The Horse latitudes are between about 30 and 35 degrees latitude. It’s pretty close to the boundary that I used in this chart.
In case you missed it, this is one of the follow up charts that I used down in the discussion in the Moonie post. And, since I’m beating a dead horse, I felt the intro was appropriate.
That chart is a plot of the major plate boundaries between 30°N and °N and 30°S. It’s also the region traversed by the apparent sub Lunar and sub Solar points. That means that they both pass directly over head in this region at some point during the year. (plus about 5° of slop just to make it even)
Edward Lane at April 22, 2012 at 14:54 brought up a good point that spurred me back into thinking about the forces at work on the different ends of the plate boundaries. As many of you remember, I mentioned that if there were an effect, that there should be a physical explanation for it… at least an idea of a mechanism. Something that could be examined to see what the merits of the parent idea were. (Solar/Lunar influence).
Simplifying that plot into something that we can sort of measure, you get this:
This is the angular measure of the extents of the plates in longitude as measured from the center of the Earth. The vertical boundaries are misleading, they actually get closer to each other the further from the equator they go. But for getting a general idea of their size, this works.
Now, since the Moon is pretty close, and it’s generally the most touted astronomical body that influences seismic activity, let’s look at what it’s effects might be.
Gravitational acceleration on the surface of the Earth is 9.8 m/s per second. This can also be expressed as N/kg of force. (9.8 N/kg). What is the comparable acceleration effect of the Moon on an object on the Earth? Roughly 0.00003319 m/s² towards the Moon.

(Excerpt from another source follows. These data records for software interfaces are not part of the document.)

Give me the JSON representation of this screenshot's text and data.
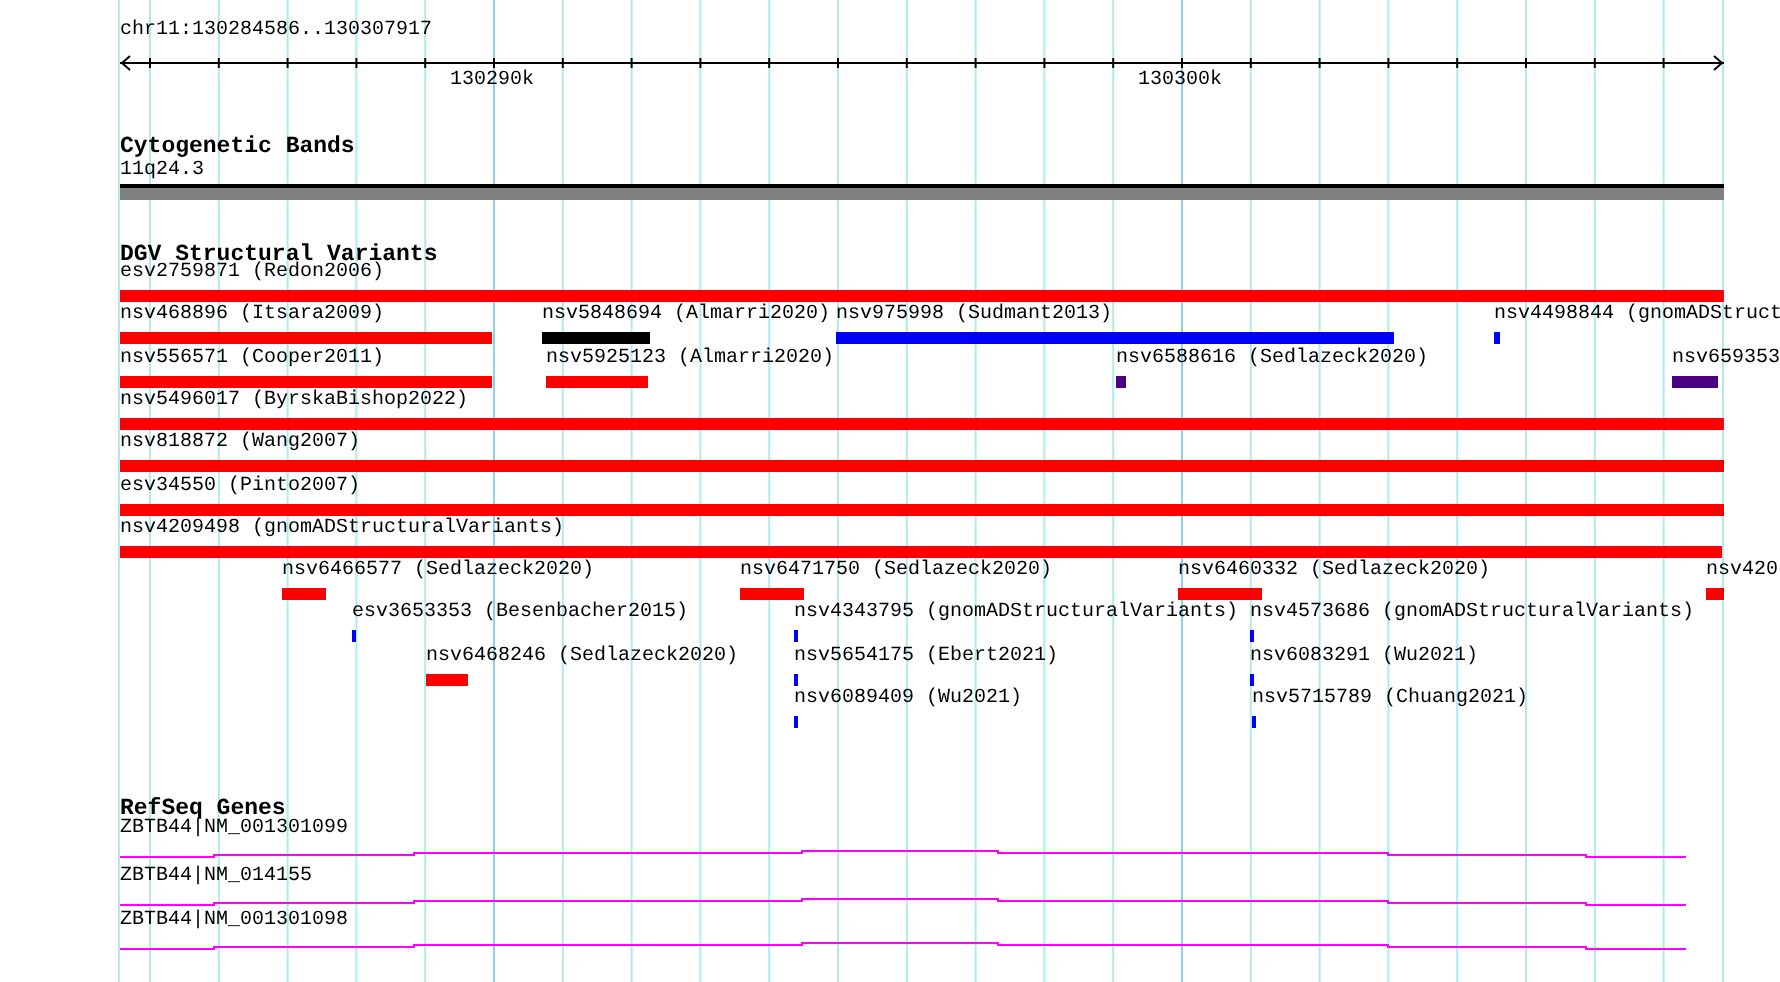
{
  "ruler": {
    "region": "chr11:130284586..130307917",
    "ticks": [
      "130290k",
      "130300k"
    ]
  },
  "tracks": [
    {
      "kind": "cytoband",
      "title": "Cytogenetic Bands",
      "band": "11q24.3"
    },
    {
      "kind": "variants",
      "title": "DGV Structural Variants",
      "features": [
        {
          "label": "esv2759871 (Redon2006)",
          "color": "#ff0000"
        },
        {
          "label": "nsv468896 (Itsara2009)",
          "color": "#ff0000"
        },
        {
          "label": "nsv5848694 (Almarri2020)",
          "color": "#000000"
        },
        {
          "label": "nsv975998 (Sudmant2013)",
          "color": "#0000ff"
        },
        {
          "label": "nsv4498844 (gnomADStruct",
          "color": "#0000ff"
        },
        {
          "label": "nsv556571 (Cooper2011)",
          "color": "#ff0000"
        },
        {
          "label": "nsv5925123 (Almarri2020)",
          "color": "#ff0000"
        },
        {
          "label": "nsv6588616 (Sedlazeck2020)",
          "color": "#4b0082"
        },
        {
          "label": "nsv659353",
          "color": "#4b0082"
        },
        {
          "label": "nsv5496017 (ByrskaBishop2022)",
          "color": "#ff0000"
        },
        {
          "label": "nsv818872 (Wang2007)",
          "color": "#ff0000"
        },
        {
          "label": "esv34550 (Pinto2007)",
          "color": "#ff0000"
        },
        {
          "label": "nsv4209498 (gnomADStructuralVariants)",
          "color": "#ff0000"
        },
        {
          "label": "nsv6466577 (Sedlazeck2020)",
          "color": "#ff0000"
        },
        {
          "label": "nsv6471750 (Sedlazeck2020)",
          "color": "#ff0000"
        },
        {
          "label": "nsv6460332 (Sedlazeck2020)",
          "color": "#ff0000"
        },
        {
          "label": "nsv420",
          "color": "#ff0000"
        },
        {
          "label": "esv3653353 (Besenbacher2015)",
          "color": "#0000ff"
        },
        {
          "label": "nsv4343795 (gnomADStructuralVariants)",
          "color": "#0000ff"
        },
        {
          "label": "nsv4573686 (gnomADStructuralVariants)",
          "color": "#0000ff"
        },
        {
          "label": "nsv6468246 (Sedlazeck2020)",
          "color": "#ff0000"
        },
        {
          "label": "nsv5654175 (Ebert2021)",
          "color": "#0000ff"
        },
        {
          "label": "nsv6083291 (Wu2021)",
          "color": "#0000ff"
        },
        {
          "label": "nsv6089409 (Wu2021)",
          "color": "#0000ff"
        },
        {
          "label": "nsv5715789 (Chuang2021)",
          "color": "#0000ff"
        }
      ]
    },
    {
      "kind": "genes",
      "title": "RefSeq Genes",
      "genes": [
        "ZBTB44|NM_001301099",
        "ZBTB44|NM_014155",
        "ZBTB44|NM_001301098"
      ]
    }
  ]
}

How about the variation from one end of a plate to another, allowing for the extra distance from the Moon? Well, for a 30° plate, from directly under the Moon to the end furthest away… 0.00000015 m/s² less.
Here it is in graphic form:
Referring back to the rectangular boxes on the plates… the largest extent was about 114°. That plate has an acceleration difference from the Moon of about 0.00000150 m/s², or ten times greater than the 30° plate.
Either way, that variation in force from the moon is still about 0.0000153% that of the gravitational force from the Earth.
This also explains why the researchers who have found a Lunar effect on some already seismically active areas have such a hard time extracting that signal, it is excruciatingly small.